Nous savons comment nous en sommes arrivés là.

Nous ne savons pas comment nous n'avons pas pu l'éviter.

Nous ne savons plus comment l'arrêter.

Ce monde a vécu comme nous, comme une tumeur sur un organisme mourant, comme la pourriture sur un repas oublié. Il ne reste qu'un miroir déformant de nos propres folies, de nos propres chimères. Il ne reste que nos fantasmes qui continuent toujours de saigner.

La « guerre » a tout modifié, a mis un point final à nos ambitions démesurées. C'était il y a plus de 150 ans, nous n'en sommes plus que des échos perdus, luttant contre la poussière de l'oubli qui s'en vient poser le marbre définitif sur nos folies.

Les mutations naissaient à peine, un « nouvel homme » disait-on. Un homme dangereux qu'il a fallu broyer, éliminer...Ca parait impensable de réaliser qu'à cette époque, eux même n'avaient pas considérer qu'armer les « humains » contre les « mutants », c'était mettre un terme à l'espèce humaine tout entière.

Et nous voilà, le reliquat de cette tuerie pour pleurer les erreurs criminelles de nos ainés. Le bactériologique, le nucléaire, l'Intelligence artificielle qui aurait pu savoir...qui aurait pu arrêter cet enchainement qui nous a vu bannis de la surface et relégués aux ténèbres. Certains ont essayé...Ils sont tous morts. Ils sont des légendes que personne n'écoute.

Et me voilà, errant dans leur monde désolé et troublant leur repos éternel.
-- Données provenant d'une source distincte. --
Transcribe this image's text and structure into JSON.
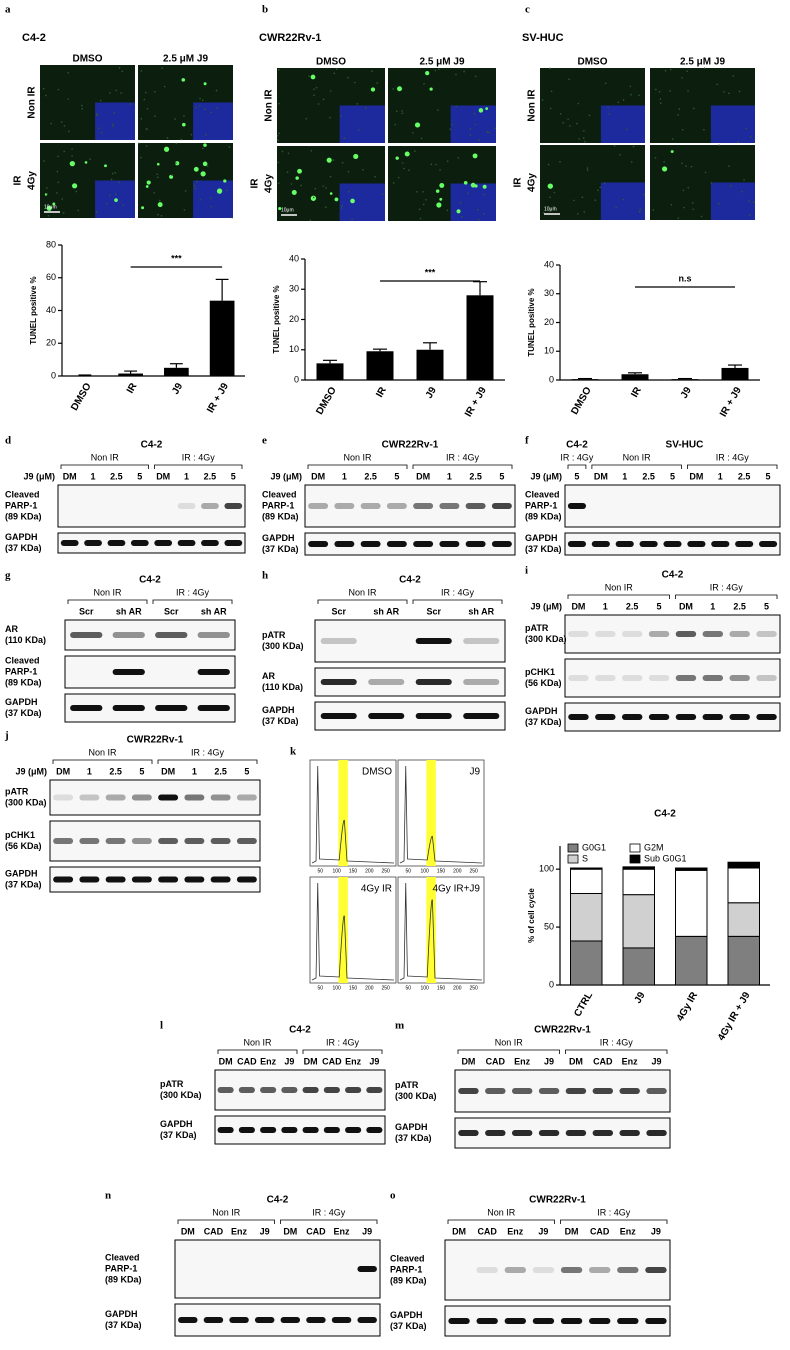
{
  "panels": {
    "a": {
      "letter": "a",
      "title": "C4-2",
      "col_labels": [
        "DMSO",
        "2.5 μM J9"
      ],
      "row_labels": [
        "Non IR",
        "IR",
        "4Gy"
      ],
      "scale_bar": "10μm"
    },
    "b": {
      "letter": "b",
      "title": "CWR22Rv-1",
      "col_labels": [
        "DMSO",
        "2.5 μM J9"
      ],
      "row_labels": [
        "Non IR",
        "IR",
        "4Gy"
      ],
      "scale_bar": "10μm"
    },
    "c": {
      "letter": "c",
      "title": "SV-HUC",
      "col_labels": [
        "DMSO",
        "2.5 μM J9"
      ],
      "row_labels": [
        "Non IR",
        "IR",
        "4Gy"
      ],
      "scale_bar": "10μm"
    },
    "d": {
      "letter": "d",
      "title": "C4-2",
      "lane_header": "J9 (μM)",
      "groups": [
        {
          "label": "Non IR",
          "lanes": [
            "DM",
            "1",
            "2.5",
            "5"
          ]
        },
        {
          "label": "IR : 4Gy",
          "lanes": [
            "DM",
            "1",
            "2.5",
            "5"
          ]
        }
      ],
      "rows": [
        [
          "Cleaved",
          "PARP-1",
          "(89 KDa)"
        ],
        [
          "GAPDH",
          "(37 KDa)"
        ]
      ]
    },
    "e": {
      "letter": "e",
      "title": "CWR22Rv-1",
      "lane_header": "J9 (μM)",
      "groups": [
        {
          "label": "Non IR",
          "lanes": [
            "DM",
            "1",
            "2.5",
            "5"
          ]
        },
        {
          "label": "IR : 4Gy",
          "lanes": [
            "DM",
            "1",
            "2.5",
            "5"
          ]
        }
      ],
      "rows": [
        [
          "Cleaved",
          "PARP-1",
          "(89 KDa)"
        ],
        [
          "GAPDH",
          "(37 KDa)"
        ]
      ]
    },
    "f": {
      "letter": "f",
      "title": "SV-HUC",
      "lane_header": "J9 (μM)",
      "groups": [
        {
          "title": "C4-2",
          "label": "IR : 4Gy",
          "lanes": [
            "5"
          ]
        },
        {
          "label": "Non IR",
          "lanes": [
            "DM",
            "1",
            "2.5",
            "5"
          ]
        },
        {
          "label": "IR : 4Gy",
          "lanes": [
            "DM",
            "1",
            "2.5",
            "5"
          ]
        }
      ],
      "rows": [
        [
          "Cleaved",
          "PARP-1",
          "(89 KDa)"
        ],
        [
          "GAPDH",
          "(37 KDa)"
        ]
      ]
    },
    "g": {
      "letter": "g",
      "title": "C4-2",
      "groups": [
        {
          "label": "Non IR",
          "lanes": [
            "Scr",
            "sh AR"
          ]
        },
        {
          "label": "IR : 4Gy",
          "lanes": [
            "Scr",
            "sh AR"
          ]
        }
      ],
      "rows": [
        [
          "AR",
          "(110 KDa)"
        ],
        [
          "Cleaved",
          "PARP-1",
          "(89 KDa)"
        ],
        [
          "GAPDH",
          "(37 KDa)"
        ]
      ]
    },
    "h": {
      "letter": "h",
      "title": "C4-2",
      "groups": [
        {
          "label": "Non IR",
          "lanes": [
            "Scr",
            "sh AR"
          ]
        },
        {
          "label": "IR : 4Gy",
          "lanes": [
            "Scr",
            "sh AR"
          ]
        }
      ],
      "rows": [
        [
          "pATR",
          "(300 KDa)"
        ],
        [
          "AR",
          "(110 KDa)"
        ],
        [
          "GAPDH",
          "(37 KDa)"
        ]
      ]
    },
    "i": {
      "letter": "i",
      "title": "C4-2",
      "lane_header": "J9 (μM)",
      "groups": [
        {
          "label": "Non IR",
          "lanes": [
            "DM",
            "1",
            "2.5",
            "5"
          ]
        },
        {
          "label": "IR : 4Gy",
          "lanes": [
            "DM",
            "1",
            "2.5",
            "5"
          ]
        }
      ],
      "rows": [
        [
          "pATR",
          "(300 KDa)"
        ],
        [
          "pCHK1",
          "(56 KDa)"
        ],
        [
          "GAPDH",
          "(37 KDa)"
        ]
      ]
    },
    "j": {
      "letter": "j",
      "title": "CWR22Rv-1",
      "lane_header": "J9 (μM)",
      "groups": [
        {
          "label": "Non IR",
          "lanes": [
            "DM",
            "1",
            "2.5",
            "5"
          ]
        },
        {
          "label": "IR : 4Gy",
          "lanes": [
            "DM",
            "1",
            "2.5",
            "5"
          ]
        }
      ],
      "rows": [
        [
          "pATR",
          "(300 KDa)"
        ],
        [
          "pCHK1",
          "(56 KDa)"
        ],
        [
          "GAPDH",
          "(37 KDa)"
        ]
      ]
    },
    "k": {
      "letter": "k",
      "flow_labels": [
        "DMSO",
        "J9",
        "4Gy IR",
        "4Gy IR+J9"
      ],
      "flow_xticks": [
        "50",
        "100",
        "150",
        "200",
        "250"
      ]
    },
    "l": {
      "letter": "l",
      "title": "C4-2",
      "groups": [
        {
          "label": "Non IR",
          "lanes": [
            "DM",
            "CAD",
            "Enz",
            "J9"
          ]
        },
        {
          "label": "IR : 4Gy",
          "lanes": [
            "DM",
            "CAD",
            "Enz",
            "J9"
          ]
        }
      ],
      "rows": [
        [
          "pATR",
          "(300 KDa)"
        ],
        [
          "GAPDH",
          "(37 KDa)"
        ]
      ]
    },
    "m": {
      "letter": "m",
      "title": "CWR22Rv-1",
      "groups": [
        {
          "label": "Non IR",
          "lanes": [
            "DM",
            "CAD",
            "Enz",
            "J9"
          ]
        },
        {
          "label": "IR : 4Gy",
          "lanes": [
            "DM",
            "CAD",
            "Enz",
            "J9"
          ]
        }
      ],
      "rows": [
        [
          "pATR",
          "(300 KDa)"
        ],
        [
          "GAPDH",
          "(37 KDa)"
        ]
      ]
    },
    "n": {
      "letter": "n",
      "title": "C4-2",
      "groups": [
        {
          "label": "Non IR",
          "lanes": [
            "DM",
            "CAD",
            "Enz",
            "J9"
          ]
        },
        {
          "label": "IR : 4Gy",
          "lanes": [
            "DM",
            "CAD",
            "Enz",
            "J9"
          ]
        }
      ],
      "rows": [
        [
          "Cleaved",
          "PARP-1",
          "(89 KDa)"
        ],
        [
          "GAPDH",
          "(37 KDa)"
        ]
      ]
    },
    "o": {
      "letter": "o",
      "title": "CWR22Rv-1",
      "groups": [
        {
          "label": "Non IR",
          "lanes": [
            "DM",
            "CAD",
            "Enz",
            "J9"
          ]
        },
        {
          "label": "IR : 4Gy",
          "lanes": [
            "DM",
            "CAD",
            "Enz",
            "J9"
          ]
        }
      ],
      "rows": [
        [
          "Cleaved",
          "PARP-1",
          "(89 KDa)"
        ],
        [
          "GAPDH",
          "(37 KDa)"
        ]
      ]
    }
  },
  "chart_data": [
    {
      "type": "bar",
      "categories": [
        "DMSO",
        "IR",
        "J9",
        "IR + J9"
      ],
      "values": [
        0.3,
        1.5,
        5,
        46
      ],
      "errors": [
        0.3,
        1.5,
        2.5,
        13
      ],
      "color": "#000000",
      "ylabel": "TUNEL positive %",
      "ylim": [
        0,
        80
      ],
      "yticks": [
        0,
        20,
        40,
        60,
        80
      ],
      "annotation": "***"
    },
    {
      "type": "bar",
      "categories": [
        "DMSO",
        "IR",
        "J9",
        "IR + J9"
      ],
      "values": [
        5.5,
        9.5,
        10,
        28
      ],
      "errors": [
        1,
        0.7,
        2.3,
        4.5
      ],
      "color": "#000000",
      "ylabel": "TUNEL positive %",
      "ylim": [
        0,
        40
      ],
      "yticks": [
        0,
        10,
        20,
        30,
        40
      ],
      "annotation": "***"
    },
    {
      "type": "bar",
      "categories": [
        "DMSO",
        "IR",
        "J9",
        "IR + J9"
      ],
      "values": [
        0.3,
        2,
        0.3,
        4.2
      ],
      "errors": [
        0.2,
        0.5,
        0.2,
        1
      ],
      "color": "#000000",
      "ylabel": "TUNEL positive %",
      "ylim": [
        0,
        40
      ],
      "yticks": [
        0,
        10,
        20,
        30,
        40
      ],
      "annotation": "n.s"
    },
    {
      "type": "stacked_bar",
      "title": "C4-2",
      "categories": [
        "CTRL",
        "J9",
        "4Gy IR",
        "4Gy IR + J9"
      ],
      "series": [
        {
          "name": "G0G1",
          "color": "#7f7f7f",
          "values": [
            38,
            32,
            42,
            42
          ]
        },
        {
          "name": "S",
          "color": "#d0d0d0",
          "values": [
            41,
            46,
            0,
            29
          ]
        },
        {
          "name": "G2M",
          "color": "#ffffff",
          "values": [
            21,
            22,
            57,
            30
          ]
        },
        {
          "name": "Sub G0G1",
          "color": "#000000",
          "values": [
            1,
            2,
            2,
            5
          ]
        }
      ],
      "ylabel": "% of cell cycle",
      "ylim": [
        0,
        120
      ],
      "yticks": [
        0,
        50,
        100
      ],
      "legend": "top-left"
    }
  ]
}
Riddle en sait plus que moi de toute évidence.

Nous nous dirigeons à la marche vers la mythique San Francisco, la ville des mutants comme on la nommait à la fin de la Guerre...du moins ça l'était avant. Mais toutes les légendes ne résistent pas au temps. C'est peut être ça que murmure le vent dans les herbes.

Notre voyage débute ici, au moment où je noircis ces lignes, le feu me réchauffant le corps. J'ignore combien de temps il va durer, j'ignore ce que nous allons trouver mais je sais pourquoi nous y allons. Parce que sous la poussière d'un monde tombé, peut-être qu'un autre est prêt à éclore, parce que l'espoir est une plante qu'on cultive avec une passion déraisonnable.

Mes parents m'ont appelé Sky

Parce qu'ils avaient l'espoir qu'un jour j'arrive à atteindre le ciel, à présent que je le vois si bleu au-dessus de moi, je réalise que tout ce que nous avions toujours voulu était là, à portée de bras. Nous avons été nos propres bourreaux et j'ose croire que dans ce ciel si vide, peut-être qu'il subsiste une force qui comme nous souhaite que notre histoire ne s'arrête pas là.

C'est ce que veut Riddle, je crois...

Moi, je suis et j'ai toujours été une simple voyageuse.